Your quoting of the JLS was indeed expected, but you must understand that I
do not accept it as an authoritative source. In fact, many of my colleagues,
who work alongside with me implementing this specification, do not
acknowledge it as an authority. This is the fundamental reason why you may
not see why a "method that returns null" is not related to the defective
existence of null itself. That few people are able to consider an
alternative, and perhaps less contrived solution (an exception is not it,
because they are defective too as the never-ending exception debate clearly
indicates), is the result of the subscription to the authority of the JLS.
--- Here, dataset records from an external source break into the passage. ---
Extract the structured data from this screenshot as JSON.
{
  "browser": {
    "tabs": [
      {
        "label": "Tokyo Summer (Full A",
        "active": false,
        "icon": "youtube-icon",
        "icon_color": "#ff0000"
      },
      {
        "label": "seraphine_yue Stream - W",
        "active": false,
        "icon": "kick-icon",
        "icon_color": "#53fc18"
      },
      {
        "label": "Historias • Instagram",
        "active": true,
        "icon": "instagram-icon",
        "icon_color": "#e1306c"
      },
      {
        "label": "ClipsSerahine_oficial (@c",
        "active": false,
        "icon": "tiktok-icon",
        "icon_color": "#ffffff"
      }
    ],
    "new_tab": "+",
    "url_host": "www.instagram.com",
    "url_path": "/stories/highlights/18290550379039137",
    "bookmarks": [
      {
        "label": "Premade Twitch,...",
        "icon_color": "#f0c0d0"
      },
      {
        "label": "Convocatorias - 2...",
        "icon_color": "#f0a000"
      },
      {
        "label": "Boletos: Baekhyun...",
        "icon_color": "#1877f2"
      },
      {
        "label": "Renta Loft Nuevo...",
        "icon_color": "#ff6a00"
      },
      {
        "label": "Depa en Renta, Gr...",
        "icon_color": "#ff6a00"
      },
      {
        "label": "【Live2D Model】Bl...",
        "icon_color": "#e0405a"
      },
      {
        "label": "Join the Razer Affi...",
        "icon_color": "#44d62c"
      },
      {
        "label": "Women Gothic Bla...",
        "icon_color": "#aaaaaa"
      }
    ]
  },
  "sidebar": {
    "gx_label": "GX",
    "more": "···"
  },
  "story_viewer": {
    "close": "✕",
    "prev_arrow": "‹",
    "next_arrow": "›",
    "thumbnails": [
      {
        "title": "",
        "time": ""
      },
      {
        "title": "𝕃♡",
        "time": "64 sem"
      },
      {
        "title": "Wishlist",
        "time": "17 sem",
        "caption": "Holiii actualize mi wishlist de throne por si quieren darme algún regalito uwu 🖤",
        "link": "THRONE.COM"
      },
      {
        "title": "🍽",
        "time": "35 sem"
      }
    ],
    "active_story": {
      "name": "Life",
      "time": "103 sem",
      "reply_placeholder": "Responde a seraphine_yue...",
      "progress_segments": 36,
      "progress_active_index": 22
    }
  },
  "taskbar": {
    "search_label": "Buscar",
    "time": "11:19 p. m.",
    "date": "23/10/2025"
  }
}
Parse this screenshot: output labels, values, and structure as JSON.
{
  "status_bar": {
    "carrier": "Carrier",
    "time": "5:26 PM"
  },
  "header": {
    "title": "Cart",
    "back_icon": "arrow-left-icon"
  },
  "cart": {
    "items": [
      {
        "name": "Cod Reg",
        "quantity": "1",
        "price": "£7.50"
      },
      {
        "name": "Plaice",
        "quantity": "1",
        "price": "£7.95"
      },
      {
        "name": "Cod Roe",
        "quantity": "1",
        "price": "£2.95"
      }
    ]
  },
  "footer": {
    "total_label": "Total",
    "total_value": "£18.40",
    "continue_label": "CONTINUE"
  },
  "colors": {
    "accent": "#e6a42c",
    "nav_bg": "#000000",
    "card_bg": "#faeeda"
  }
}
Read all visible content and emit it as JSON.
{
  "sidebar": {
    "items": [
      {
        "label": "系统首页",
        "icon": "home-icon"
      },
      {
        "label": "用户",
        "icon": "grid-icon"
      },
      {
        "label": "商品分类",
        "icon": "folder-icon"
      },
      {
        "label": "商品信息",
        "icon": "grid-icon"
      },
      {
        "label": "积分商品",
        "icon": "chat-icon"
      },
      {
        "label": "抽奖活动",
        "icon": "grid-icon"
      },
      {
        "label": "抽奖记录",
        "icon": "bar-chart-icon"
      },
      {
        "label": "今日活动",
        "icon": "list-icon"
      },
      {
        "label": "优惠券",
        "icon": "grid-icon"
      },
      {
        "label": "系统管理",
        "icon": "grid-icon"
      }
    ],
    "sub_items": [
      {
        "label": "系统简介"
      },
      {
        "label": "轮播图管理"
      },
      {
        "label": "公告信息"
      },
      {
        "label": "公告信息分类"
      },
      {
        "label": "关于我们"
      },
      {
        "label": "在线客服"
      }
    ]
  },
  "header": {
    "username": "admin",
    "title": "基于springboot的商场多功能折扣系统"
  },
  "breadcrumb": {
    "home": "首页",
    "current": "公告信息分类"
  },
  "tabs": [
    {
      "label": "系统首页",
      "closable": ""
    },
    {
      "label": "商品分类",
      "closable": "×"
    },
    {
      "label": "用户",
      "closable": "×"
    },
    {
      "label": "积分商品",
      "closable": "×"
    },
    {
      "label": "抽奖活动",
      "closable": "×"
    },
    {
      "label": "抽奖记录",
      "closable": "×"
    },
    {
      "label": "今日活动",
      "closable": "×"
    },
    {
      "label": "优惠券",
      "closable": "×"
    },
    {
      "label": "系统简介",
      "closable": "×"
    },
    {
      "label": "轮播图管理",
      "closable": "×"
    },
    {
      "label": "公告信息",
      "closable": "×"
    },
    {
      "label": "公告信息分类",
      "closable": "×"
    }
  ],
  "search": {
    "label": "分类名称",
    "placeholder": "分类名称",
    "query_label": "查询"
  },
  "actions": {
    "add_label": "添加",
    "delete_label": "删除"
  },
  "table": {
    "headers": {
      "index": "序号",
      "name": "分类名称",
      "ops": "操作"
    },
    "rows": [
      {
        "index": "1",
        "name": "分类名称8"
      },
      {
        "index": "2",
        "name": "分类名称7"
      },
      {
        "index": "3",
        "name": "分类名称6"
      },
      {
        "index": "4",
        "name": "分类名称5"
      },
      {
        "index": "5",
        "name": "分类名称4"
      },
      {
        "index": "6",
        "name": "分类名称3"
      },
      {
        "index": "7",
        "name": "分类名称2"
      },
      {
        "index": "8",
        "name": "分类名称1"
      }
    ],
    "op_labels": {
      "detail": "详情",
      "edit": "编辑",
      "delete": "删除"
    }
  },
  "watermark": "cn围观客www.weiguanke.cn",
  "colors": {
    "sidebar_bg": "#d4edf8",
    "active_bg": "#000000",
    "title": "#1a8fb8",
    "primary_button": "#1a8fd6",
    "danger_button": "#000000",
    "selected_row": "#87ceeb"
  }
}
One must also acknowledge the nature of specifications written using English
and the potential and intrinsic ambiguity as a result. If the JLS said that
'null is a language defect, and we wish we didn't introduce it, however, our
most prominent language experts are unable to determine a suitable solution,
so we simply concede to the point and introduce it as a dynamic type, while
providing the illusion that it is not through the JLS', is this correct as
an authority? I certainly think it is a more plausible description of
reality, and many agree, but are unable to disclose evidence due to the
filth within which they work and therefore, depend on to survive.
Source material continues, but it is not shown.